Esse desejo de aproximação também fica evidente no conceito visual, da arte da capa aos vídeos, que focam na beleza negra e no lugar de onde veio. Por exemplo, a caixa de som que ela está deitada na foto da capa foi produzida pelo pai dela, e pela primeira vez usa o seu cabelo natural com tranças nagô no vídeos de “Vou Atrás”e “Pop Star”.

 “Geralmente eu uso vários cabelos, mas dessa vez eu quis fazer diferente”, diz. “Acho que isso é muito importante, porque querendo ou não a (trança) nagô é algo que destaca muito, mas a gente vê pouco, pois quando uma artista negra vai fazer um disco, a primeira coisa que a gente faz é colocar um cabelão (lace)”. 

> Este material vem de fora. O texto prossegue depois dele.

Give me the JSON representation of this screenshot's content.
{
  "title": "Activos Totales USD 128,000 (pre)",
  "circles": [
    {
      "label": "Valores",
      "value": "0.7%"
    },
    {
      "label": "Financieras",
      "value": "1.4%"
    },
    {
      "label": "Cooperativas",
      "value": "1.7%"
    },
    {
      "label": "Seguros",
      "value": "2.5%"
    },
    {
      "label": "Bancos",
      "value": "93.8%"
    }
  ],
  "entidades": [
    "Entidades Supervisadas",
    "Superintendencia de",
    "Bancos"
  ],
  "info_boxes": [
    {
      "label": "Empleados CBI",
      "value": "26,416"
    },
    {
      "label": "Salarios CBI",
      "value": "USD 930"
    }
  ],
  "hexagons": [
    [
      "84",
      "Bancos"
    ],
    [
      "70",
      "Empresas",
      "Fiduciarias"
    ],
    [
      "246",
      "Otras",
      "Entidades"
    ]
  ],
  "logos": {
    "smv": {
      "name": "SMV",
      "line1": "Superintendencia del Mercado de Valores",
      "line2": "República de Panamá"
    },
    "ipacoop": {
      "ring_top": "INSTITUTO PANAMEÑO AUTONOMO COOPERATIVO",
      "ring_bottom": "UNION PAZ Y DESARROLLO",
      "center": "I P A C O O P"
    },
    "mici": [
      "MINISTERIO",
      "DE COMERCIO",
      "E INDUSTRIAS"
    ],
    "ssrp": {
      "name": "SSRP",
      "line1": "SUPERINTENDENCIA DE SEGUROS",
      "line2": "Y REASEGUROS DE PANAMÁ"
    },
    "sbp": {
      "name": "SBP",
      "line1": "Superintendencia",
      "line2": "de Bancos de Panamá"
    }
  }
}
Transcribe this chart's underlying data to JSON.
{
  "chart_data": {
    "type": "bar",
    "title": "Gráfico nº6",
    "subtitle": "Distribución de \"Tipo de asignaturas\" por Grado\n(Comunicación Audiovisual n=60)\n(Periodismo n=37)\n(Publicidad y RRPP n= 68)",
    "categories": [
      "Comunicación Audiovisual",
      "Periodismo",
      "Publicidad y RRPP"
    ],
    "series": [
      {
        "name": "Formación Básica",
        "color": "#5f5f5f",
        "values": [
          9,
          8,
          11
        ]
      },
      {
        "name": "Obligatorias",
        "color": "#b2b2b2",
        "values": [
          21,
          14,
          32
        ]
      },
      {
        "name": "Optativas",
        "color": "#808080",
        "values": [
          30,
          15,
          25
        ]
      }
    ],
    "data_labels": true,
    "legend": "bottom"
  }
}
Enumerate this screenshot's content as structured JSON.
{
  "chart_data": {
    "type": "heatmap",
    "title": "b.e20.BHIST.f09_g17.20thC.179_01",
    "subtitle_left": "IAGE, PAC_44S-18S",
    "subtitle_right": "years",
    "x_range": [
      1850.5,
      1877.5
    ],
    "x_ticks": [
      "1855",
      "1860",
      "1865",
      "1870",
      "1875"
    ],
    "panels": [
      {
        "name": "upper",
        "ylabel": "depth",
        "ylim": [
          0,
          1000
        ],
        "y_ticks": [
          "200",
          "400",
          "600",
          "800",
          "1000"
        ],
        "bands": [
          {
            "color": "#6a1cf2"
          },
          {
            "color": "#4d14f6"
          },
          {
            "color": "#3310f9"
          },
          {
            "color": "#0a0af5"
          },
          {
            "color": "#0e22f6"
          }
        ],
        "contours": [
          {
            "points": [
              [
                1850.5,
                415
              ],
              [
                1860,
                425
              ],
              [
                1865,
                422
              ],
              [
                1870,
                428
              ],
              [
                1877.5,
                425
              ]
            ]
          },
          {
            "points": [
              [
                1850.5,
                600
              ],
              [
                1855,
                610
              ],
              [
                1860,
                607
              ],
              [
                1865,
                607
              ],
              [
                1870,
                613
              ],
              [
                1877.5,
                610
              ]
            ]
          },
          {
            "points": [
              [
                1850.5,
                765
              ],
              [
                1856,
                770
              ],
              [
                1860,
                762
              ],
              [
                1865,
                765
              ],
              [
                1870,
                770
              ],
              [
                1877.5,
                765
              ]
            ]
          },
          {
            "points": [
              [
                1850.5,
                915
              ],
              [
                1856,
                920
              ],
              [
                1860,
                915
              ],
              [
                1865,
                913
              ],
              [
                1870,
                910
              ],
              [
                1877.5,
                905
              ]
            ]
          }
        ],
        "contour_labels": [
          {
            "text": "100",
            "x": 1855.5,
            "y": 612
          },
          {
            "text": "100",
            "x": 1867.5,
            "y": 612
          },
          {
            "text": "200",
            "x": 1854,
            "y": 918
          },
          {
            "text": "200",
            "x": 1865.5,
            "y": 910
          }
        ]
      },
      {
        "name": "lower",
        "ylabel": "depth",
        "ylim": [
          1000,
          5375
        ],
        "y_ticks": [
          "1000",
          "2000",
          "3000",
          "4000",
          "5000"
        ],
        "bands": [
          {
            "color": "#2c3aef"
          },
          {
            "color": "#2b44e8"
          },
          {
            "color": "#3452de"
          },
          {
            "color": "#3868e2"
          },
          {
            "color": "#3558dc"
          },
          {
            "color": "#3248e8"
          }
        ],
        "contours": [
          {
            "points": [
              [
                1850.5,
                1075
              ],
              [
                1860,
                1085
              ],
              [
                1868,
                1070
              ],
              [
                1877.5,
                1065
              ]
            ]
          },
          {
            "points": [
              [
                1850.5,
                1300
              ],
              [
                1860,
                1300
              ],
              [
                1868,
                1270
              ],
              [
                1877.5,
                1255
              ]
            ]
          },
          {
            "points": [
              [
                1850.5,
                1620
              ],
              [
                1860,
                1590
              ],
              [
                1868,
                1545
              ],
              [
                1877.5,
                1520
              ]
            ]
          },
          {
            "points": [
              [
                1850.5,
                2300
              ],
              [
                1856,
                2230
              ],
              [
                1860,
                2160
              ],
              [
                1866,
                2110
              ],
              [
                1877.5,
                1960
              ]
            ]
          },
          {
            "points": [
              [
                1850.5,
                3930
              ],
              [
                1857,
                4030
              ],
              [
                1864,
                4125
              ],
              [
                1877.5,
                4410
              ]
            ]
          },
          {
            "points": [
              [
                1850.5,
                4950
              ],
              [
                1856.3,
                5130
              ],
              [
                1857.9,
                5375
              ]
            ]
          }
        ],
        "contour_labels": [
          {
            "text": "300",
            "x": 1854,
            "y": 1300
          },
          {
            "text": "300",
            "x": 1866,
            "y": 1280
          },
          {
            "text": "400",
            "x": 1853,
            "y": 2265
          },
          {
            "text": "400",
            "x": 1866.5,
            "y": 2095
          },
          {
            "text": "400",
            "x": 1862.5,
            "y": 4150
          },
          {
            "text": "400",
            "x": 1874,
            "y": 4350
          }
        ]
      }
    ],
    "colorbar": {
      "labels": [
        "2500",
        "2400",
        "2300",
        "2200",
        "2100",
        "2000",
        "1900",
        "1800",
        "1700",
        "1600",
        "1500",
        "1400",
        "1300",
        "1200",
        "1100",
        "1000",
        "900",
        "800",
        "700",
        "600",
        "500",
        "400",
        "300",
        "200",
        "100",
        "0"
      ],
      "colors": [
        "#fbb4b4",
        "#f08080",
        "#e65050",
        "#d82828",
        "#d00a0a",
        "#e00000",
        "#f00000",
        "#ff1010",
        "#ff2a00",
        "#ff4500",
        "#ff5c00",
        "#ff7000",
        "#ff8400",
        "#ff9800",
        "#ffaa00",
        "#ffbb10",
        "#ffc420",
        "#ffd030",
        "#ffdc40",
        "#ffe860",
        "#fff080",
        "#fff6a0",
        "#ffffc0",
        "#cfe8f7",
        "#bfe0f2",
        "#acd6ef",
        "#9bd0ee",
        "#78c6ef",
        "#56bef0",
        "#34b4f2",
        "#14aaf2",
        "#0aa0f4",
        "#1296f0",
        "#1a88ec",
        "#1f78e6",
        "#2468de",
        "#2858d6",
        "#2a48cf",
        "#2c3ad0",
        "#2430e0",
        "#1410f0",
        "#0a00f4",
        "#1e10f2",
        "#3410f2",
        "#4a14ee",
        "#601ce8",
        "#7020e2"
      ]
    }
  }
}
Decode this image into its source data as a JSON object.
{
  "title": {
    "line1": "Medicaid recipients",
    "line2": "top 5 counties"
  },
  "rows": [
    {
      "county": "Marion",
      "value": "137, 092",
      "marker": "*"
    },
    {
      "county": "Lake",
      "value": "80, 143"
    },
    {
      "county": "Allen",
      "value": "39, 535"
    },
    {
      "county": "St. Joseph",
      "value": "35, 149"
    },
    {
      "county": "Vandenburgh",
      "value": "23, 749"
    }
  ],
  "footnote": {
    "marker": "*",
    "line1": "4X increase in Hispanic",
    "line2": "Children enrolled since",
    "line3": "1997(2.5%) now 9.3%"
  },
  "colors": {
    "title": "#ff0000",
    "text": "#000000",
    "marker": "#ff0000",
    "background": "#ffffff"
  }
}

CARNAVAL, PARCERIAS E REPRESENTATIVIDADE

Para além de demonstrar o seu cotidiano, a cantora queria trazer à tona coisas que importavam para ela. E novamente, a rua toma o protagonismo, o que também inclui o carnaval. Malía sempre faz questão de evidenciar que quando pequena a festa mais tradicional do Brasil era um dos poucos momentos que tinha acesso à cultura de forma gratuita. “Eu tenho uma memória afetiva muito grande no carnaval, principalmente o de rua, porque era o único período do ano que eu podia assistir um show”, relembra. “Gostava de estar na rua para demonstrar o quanto ali é um lugar incrível e quanto isso agrega”. 

O encontro com Iza Sabino, MC Lizzie e Budah faz parte dessa observação do que as ruas podem proporcionar. Ambas dão um brilho a mais no trabalho, e mostram o quanto essa conexão era necessária. Quando pergunto sobre as parcerias, Malía afirma estar arrepiada porque essa foi a realização de um sonho. Em 2016, Iza Sabino mandou uma mensagem falando para elas fazerem uma música juntas. Mas naquele momento ela não podia fazer aquele feat. Na verdade, não podia escolher com quem queria fazer música. Então quando pôde, não pensou duas vezes em chamá-la. 

A escolha das três artistas segue a mesma lógica que permeia todo o projeto: não disponibilizar qualquer coisa, mas sim o que a própria Malía ouve dentro de casa. “Tenho muita responsabilidade hoje no que eu consumo”, afirma. “Dessa forma, eu procuro ouvir pessoas nas quais eu me identifico”. É um reconhecimento mútuo, principalmente na forma que elas vivem, que é parecida com a minha. Eu queria justamente somar isso para além da projeção do algoritmo XY, porque isso é o que realmente importa pra gente”. 

Como sempre foi a única mulher negra trabalhando em todo processo dos seus projetos, Malía se diz realizada por estar junta com mulheres como ela para trazer um novo frescor, uma outra forma de trabalhar, e consequentemente influenciar meninas pretas a se reconhecerem como potências, onde quer que estejam. “Ter elas é literalmente sobre o conforto do pertencimento”, observa. “E era sobre isso que eu queria falar. Eu fico muito feliz, muito feliz mesmo”.